In compiling his article - "Angry White Man: The bigoted past of Ron Paul" - author James Kirchick believes he found his smoking gun in the form of old Ron Paul newsletters that had been archived by the Spencer Research Library.
"What they reveal are decades worth of obsession with conspiracies, sympathy for the right-wing militia movement, and deeply held bigotry against blacks, Jews and gays," Kirchick wrote of the newsletters that he found at Spencer and at the Wisconsin Historical Society.
"I think Kirchick was a bit surprised to find them here," said Rebecca Schulte, the university archivist for KU.
He shouldn't have been. The newsletters are part of the Wilcox Collection of Contemporary Political Movements, a collection of nearly 10,000 books, and more than 100,000 fliers, brochures, bumper stickers and other items related to "fringe" political movements or candidates.
"I would definitely say it is one of the largest and most-used collections of its kind in the entire country," said Rebecca Smith, director of public relations for KU Libraries. "Just the sheer volume alone probably makes it one of a kind."
Schulte, who also serves as curator for the collection, said Kirchick found the newsletters by using the library's online catalog. She said that Spencer had been collecting materials on Paul since the 1980s and increased the collection when Paul ran for president under the Libertarian Party banner in 1988.
"The collection isn't about the mainstream political groups," Schulte said. "We're out to capture the left and the right wing. We're out to capture those people on the fringes of politics."

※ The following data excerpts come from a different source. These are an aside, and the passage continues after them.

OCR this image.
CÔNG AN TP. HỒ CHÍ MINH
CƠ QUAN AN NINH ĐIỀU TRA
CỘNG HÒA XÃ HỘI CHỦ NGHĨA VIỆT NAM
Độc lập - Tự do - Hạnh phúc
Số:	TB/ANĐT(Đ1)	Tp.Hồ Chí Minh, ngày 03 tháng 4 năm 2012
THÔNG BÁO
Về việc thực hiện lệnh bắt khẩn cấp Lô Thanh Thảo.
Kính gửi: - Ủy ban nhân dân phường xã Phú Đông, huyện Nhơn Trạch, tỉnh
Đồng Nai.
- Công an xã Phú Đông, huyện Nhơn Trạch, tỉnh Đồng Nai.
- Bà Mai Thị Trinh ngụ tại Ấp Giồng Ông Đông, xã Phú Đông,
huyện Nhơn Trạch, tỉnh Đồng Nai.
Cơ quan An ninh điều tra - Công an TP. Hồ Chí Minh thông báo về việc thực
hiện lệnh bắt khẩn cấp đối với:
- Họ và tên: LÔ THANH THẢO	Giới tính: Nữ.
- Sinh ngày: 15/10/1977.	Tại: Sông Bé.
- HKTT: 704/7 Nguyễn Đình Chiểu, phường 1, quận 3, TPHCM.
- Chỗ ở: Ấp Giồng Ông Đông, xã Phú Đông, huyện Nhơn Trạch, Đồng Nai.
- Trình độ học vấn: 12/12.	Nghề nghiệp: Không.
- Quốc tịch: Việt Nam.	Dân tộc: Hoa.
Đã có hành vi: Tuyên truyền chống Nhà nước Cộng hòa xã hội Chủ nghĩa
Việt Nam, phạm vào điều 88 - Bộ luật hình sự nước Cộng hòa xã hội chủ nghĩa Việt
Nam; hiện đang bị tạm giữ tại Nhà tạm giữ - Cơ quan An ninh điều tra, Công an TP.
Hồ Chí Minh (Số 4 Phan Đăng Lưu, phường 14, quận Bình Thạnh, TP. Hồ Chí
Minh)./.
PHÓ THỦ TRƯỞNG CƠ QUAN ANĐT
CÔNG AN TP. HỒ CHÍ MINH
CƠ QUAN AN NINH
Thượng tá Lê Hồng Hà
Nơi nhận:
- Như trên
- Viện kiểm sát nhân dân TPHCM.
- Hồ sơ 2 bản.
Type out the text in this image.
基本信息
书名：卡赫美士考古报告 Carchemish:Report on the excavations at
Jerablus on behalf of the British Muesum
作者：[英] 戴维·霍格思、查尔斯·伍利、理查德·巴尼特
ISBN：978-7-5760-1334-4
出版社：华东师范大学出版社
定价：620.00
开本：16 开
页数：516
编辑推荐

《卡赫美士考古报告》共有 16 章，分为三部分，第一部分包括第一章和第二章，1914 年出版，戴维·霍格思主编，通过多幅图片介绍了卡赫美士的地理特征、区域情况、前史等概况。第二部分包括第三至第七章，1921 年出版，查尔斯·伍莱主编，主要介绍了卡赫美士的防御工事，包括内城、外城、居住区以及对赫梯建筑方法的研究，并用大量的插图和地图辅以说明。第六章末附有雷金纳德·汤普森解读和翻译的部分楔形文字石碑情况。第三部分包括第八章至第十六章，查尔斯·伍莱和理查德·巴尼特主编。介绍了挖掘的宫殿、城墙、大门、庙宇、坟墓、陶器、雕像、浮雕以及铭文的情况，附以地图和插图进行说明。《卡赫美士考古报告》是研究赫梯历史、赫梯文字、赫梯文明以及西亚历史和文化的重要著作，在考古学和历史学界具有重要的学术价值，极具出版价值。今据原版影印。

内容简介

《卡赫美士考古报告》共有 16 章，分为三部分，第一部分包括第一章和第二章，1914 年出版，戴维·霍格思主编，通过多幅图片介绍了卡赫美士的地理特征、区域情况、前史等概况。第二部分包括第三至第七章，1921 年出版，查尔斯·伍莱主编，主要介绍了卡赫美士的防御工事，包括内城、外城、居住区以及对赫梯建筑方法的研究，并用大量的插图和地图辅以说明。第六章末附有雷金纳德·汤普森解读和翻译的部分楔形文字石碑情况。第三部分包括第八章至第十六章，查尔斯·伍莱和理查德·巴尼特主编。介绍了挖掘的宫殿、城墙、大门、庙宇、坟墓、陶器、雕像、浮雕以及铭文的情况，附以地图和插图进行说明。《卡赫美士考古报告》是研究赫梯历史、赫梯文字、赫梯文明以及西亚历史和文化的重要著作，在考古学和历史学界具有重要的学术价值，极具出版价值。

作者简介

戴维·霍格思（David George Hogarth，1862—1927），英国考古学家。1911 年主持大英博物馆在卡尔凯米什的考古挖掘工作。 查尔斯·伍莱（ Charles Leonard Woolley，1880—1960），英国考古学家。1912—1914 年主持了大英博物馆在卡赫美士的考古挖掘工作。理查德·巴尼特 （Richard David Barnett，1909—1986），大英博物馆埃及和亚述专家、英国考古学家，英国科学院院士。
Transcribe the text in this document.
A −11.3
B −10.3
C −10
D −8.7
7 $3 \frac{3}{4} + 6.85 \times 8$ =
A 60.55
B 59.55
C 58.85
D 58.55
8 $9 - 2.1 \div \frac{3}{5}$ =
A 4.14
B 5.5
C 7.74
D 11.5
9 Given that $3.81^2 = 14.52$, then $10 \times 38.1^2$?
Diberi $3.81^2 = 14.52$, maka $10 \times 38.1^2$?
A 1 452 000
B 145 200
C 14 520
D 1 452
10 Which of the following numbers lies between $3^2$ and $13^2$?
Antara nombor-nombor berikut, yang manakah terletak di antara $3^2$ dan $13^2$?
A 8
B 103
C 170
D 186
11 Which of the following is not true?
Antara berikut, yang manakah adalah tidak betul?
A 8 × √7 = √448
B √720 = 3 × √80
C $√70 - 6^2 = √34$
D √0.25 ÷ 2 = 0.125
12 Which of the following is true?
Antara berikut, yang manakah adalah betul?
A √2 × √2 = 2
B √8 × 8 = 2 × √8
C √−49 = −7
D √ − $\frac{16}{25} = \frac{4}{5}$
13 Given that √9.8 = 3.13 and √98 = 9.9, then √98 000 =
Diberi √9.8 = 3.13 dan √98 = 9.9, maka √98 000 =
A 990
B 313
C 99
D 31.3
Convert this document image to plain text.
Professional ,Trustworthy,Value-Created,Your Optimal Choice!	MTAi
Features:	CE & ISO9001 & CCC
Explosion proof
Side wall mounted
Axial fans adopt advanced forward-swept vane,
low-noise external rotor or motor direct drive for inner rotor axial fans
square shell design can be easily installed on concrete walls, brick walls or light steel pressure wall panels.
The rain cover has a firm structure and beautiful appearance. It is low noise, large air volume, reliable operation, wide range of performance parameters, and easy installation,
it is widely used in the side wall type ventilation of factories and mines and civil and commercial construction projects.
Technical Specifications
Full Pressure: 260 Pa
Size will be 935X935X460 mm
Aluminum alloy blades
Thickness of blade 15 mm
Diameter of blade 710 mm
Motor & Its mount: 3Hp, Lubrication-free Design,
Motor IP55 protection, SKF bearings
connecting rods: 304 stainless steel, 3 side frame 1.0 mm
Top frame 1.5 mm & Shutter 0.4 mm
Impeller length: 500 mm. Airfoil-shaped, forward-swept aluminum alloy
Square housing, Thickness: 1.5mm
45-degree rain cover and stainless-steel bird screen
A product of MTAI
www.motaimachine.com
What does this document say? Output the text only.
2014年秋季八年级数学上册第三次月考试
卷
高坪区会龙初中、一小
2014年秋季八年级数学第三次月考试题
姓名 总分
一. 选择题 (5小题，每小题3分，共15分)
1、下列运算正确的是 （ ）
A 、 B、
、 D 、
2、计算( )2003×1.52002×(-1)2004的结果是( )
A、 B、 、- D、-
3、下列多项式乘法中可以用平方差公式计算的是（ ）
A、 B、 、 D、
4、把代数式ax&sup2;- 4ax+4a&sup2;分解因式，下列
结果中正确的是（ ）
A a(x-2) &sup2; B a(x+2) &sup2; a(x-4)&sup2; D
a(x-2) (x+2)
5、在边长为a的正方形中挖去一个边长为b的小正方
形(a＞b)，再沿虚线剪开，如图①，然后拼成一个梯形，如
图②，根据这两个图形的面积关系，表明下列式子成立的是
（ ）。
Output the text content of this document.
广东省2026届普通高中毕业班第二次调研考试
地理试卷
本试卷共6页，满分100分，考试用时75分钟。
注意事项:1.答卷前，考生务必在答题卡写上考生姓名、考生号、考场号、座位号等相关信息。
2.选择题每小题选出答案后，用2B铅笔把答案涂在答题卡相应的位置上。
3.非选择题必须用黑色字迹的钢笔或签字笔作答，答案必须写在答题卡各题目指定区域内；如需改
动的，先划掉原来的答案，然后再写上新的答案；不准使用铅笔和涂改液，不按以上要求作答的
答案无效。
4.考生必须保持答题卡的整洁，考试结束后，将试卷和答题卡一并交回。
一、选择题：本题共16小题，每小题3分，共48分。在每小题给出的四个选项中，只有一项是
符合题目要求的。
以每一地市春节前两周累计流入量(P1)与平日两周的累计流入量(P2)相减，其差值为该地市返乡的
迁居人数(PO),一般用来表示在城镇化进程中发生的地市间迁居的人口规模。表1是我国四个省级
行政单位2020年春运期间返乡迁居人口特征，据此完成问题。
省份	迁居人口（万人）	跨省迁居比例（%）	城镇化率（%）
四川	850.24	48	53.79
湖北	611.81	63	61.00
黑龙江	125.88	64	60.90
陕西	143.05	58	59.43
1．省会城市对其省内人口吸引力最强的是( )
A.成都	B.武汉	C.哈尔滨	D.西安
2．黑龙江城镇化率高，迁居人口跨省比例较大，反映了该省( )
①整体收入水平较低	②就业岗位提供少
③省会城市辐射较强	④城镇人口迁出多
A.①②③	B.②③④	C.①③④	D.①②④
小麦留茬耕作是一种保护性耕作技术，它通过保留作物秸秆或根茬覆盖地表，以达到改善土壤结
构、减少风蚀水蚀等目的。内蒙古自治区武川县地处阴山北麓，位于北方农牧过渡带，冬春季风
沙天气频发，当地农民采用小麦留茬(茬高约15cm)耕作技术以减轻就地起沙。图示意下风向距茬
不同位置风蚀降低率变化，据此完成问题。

That has meant staff members at Spencer have worked hard to get the library on the mailing lists of a multitude of political organizations. The pamphlets, direct mailings and other pieces of information are what librarians are looking to add to the collection.
"We're talking about pieces of information that people a lot of times receive and then throw away," Schulte said. "That's what we're trying to save."
The collection - which includes holdings from the 1940s to the present day - was established in 1965 when the university purchased KU student Laird Wilcox's collection of political materials.
Wilcox, an Olathe resident, continues to contribute "boxes of information" to the collection on a regular basis. Schulte also seeks to purchase items from other collectors.
As for the allegations made against Paul, the Texas Congressman said the writings do not represent his views. He said that although the articles went out as part of a newsletter with his name on it, he said he was not the author of the articles.
"I have never uttered such words and denounce such small-minded thoughts," Paul said in a written response on his Web site.
Paul said that the newsletters were put out under his name and that he did not edit the publications.
"For over a decade, I have publicly taken moral responsibility for not paying closer attention to what went out under my name," he said in the statement.